Viv
People love riddles, the incomplete and the inexplicable are tremendously compelling. I am The Mysterious Lady. The Sawn-in-half Lady, where the past is what has been sawn off.
Narrator
That is no longer the case. The past has been glued back on.
Almost two years ago, I left my job. After 35 years in the IT industry, I wanted to see if I could make a business out of a combination of two long term hobbies: nature and photography. So, it will come as no surprise when I say that I was keen to read this book given that it is a fictionalised account of the life of Vivian Maier.
Maier is, today, a well-known photographer, but in her lifetime no one but those immediately involved in her life knew about her image making. She was prolific, leaving a vast body of work (over 100,000 images). But the significance of her work was not realised until after she had died and, by this time, the huge collection of pictures had been broken up and sold in auction to pay the missed rental payments she owed for the storage facility where she kept the images. Sadly, the storage facility also held uncashed cheques the value of which would comfortably have paid off the rental debts.
This is not a conventional biography, though. The account of Maier’s life is related in a fragmentary fashion told by multiple narrators, including one called “Narrator”. Others we hear from include Vivian Maier herself, her mother (Maria) and one of her employers (she worked as a nanny and we hear from Sarah and Peter Rice and from their daughter Ellen whom Maier looked after). The Rice family are a fictional composite of various families for whom Maier worked. We also hear from Jeanne Bertrand, a portrait photographer with whom Maria and Vivian (and presumably influenced Vivan’s desire to take photographs). There are one or two other contributors.
It is the narrator known as Narrator who promises the most interesting side to the book. My frustration when reading was that this interaction between Narrator and Vivian doesn’t seem to develop much until the very final pages of the novel and this feels a bit like an opportunity missed. As we have it, Narrator intervenes in the text a few times but primarily to explain and only towards the end does Narrator begin to interact with Vivian (as in the quote at the start of this).
As a photographer it was also slightly frustrating to see so little in the book about photography, although I appreciate that more of this may well have made the book rather dull for non-photographers. Some of the comments about photography were sufficiently insightful to leave me, a photographer, wishing there was more:
“To photograph is to focus, and to focus is to exclude”.
(Since I stopped working for a living and started taking photographs for several hours a day, I have learned that the secret of a good photograph is often knowing what to leave out rather than what to put in).
“I wonder if it has a certain soothing effect through the viewfinder to see framed squares of the world?”
Maier comes across as a person who often struggles in her human relationships. Perhaps the camera is a means of hiding away, building a barrier against the world. It is certainly true that I have had to train myself to wait, often for a long time, before switching on the camera when I am out taking pictures. Holding the camera up to your eye certainly changes your engagement with the environment and I find it better to engage for a while before taking pictures.
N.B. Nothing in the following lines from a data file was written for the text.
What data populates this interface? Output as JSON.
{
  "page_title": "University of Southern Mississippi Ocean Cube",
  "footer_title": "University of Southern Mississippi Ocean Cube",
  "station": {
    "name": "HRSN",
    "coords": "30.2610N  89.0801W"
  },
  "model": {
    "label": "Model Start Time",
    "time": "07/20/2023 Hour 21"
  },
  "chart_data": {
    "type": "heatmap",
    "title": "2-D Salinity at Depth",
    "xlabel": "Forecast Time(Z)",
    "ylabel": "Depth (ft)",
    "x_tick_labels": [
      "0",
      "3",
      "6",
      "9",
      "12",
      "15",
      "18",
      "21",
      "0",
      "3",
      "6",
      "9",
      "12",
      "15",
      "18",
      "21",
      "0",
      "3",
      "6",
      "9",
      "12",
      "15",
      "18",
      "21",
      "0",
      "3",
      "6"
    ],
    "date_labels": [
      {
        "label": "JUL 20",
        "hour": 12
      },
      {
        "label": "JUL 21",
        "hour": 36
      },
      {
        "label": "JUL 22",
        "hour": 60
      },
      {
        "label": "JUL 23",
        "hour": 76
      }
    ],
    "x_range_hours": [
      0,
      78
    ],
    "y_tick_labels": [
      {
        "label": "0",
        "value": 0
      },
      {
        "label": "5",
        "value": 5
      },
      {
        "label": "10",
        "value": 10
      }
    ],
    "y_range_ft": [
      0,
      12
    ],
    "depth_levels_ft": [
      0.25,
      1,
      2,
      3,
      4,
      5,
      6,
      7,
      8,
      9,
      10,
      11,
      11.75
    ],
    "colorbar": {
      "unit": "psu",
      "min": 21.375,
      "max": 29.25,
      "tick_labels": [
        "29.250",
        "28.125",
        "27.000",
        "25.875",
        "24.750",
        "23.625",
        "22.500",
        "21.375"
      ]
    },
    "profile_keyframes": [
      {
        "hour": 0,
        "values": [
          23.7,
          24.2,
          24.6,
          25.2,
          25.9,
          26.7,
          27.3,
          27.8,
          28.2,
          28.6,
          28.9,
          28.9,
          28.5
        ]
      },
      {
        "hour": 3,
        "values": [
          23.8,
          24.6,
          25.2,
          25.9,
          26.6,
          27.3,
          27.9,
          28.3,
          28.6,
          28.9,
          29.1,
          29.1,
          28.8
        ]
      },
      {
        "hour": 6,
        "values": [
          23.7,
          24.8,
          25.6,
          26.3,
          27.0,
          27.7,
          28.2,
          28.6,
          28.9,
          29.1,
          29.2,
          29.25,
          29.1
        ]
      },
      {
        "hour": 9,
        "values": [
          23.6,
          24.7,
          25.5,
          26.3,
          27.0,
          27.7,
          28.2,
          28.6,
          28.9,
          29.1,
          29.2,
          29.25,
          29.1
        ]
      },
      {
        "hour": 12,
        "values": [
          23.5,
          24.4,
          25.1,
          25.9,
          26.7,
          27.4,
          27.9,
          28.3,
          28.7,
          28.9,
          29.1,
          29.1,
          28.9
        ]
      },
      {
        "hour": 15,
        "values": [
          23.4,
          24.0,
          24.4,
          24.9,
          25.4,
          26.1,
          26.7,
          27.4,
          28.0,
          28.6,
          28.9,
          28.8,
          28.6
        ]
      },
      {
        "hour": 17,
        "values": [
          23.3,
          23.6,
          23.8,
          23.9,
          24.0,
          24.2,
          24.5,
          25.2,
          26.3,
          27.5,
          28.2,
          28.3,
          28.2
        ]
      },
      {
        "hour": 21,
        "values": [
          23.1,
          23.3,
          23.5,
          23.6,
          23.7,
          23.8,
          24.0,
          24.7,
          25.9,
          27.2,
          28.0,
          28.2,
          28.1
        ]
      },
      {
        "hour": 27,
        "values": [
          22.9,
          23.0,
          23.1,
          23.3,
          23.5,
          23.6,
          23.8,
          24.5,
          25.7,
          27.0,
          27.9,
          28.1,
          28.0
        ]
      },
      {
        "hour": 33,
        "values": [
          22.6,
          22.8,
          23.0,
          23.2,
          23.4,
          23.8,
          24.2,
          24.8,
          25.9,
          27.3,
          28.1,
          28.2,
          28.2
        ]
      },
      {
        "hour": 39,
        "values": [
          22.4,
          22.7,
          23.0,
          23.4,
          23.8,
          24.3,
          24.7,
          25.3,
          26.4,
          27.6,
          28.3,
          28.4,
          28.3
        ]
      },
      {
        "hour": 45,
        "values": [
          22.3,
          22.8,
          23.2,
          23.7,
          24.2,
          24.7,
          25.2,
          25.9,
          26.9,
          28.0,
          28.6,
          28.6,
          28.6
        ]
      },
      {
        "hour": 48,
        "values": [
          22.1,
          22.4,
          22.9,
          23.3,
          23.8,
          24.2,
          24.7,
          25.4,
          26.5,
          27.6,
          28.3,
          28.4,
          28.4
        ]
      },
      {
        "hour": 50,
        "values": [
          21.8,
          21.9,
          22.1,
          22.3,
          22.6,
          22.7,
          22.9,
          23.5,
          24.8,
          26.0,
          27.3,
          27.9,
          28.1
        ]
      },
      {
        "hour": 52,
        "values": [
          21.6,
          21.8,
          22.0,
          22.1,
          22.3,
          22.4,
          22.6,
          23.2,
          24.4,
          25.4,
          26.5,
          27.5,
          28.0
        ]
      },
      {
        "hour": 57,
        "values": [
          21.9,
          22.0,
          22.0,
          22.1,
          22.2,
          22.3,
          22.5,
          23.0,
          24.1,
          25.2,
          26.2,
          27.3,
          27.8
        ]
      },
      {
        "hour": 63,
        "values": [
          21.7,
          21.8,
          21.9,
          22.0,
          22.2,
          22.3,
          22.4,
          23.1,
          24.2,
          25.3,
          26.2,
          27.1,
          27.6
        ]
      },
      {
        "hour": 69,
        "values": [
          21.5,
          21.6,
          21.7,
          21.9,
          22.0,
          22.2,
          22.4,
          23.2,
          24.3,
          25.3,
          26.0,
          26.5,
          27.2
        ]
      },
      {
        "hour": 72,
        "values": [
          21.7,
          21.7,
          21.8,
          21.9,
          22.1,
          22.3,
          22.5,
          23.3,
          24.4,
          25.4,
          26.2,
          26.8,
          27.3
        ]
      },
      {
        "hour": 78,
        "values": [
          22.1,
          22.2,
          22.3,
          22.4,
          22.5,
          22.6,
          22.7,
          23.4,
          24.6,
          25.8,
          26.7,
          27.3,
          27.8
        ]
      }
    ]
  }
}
I enjoyed the fragmented structure of this book. Several books I have read recently have included photographs and this seems a book that cries out for that kind of treatment. The narrative often refers to specific images taken by Maier and I made many trips out into the World Wide Web looking those up. I guess the absence of the pictures here is due to cost issues, unless it is simply that the author did not see the value of including them. I think some of the passages of the book would be more powerful if they included the image that the author clearly has in mind whilst writing. There is the possibility that this omission is a deliberate choice by the author given that Maier herself never saw many of the images she photographed because she didn’t have the films developed.
Overall, this was an interesting book to read with an enjoyable structure. 3.5 stars, rounded down for now.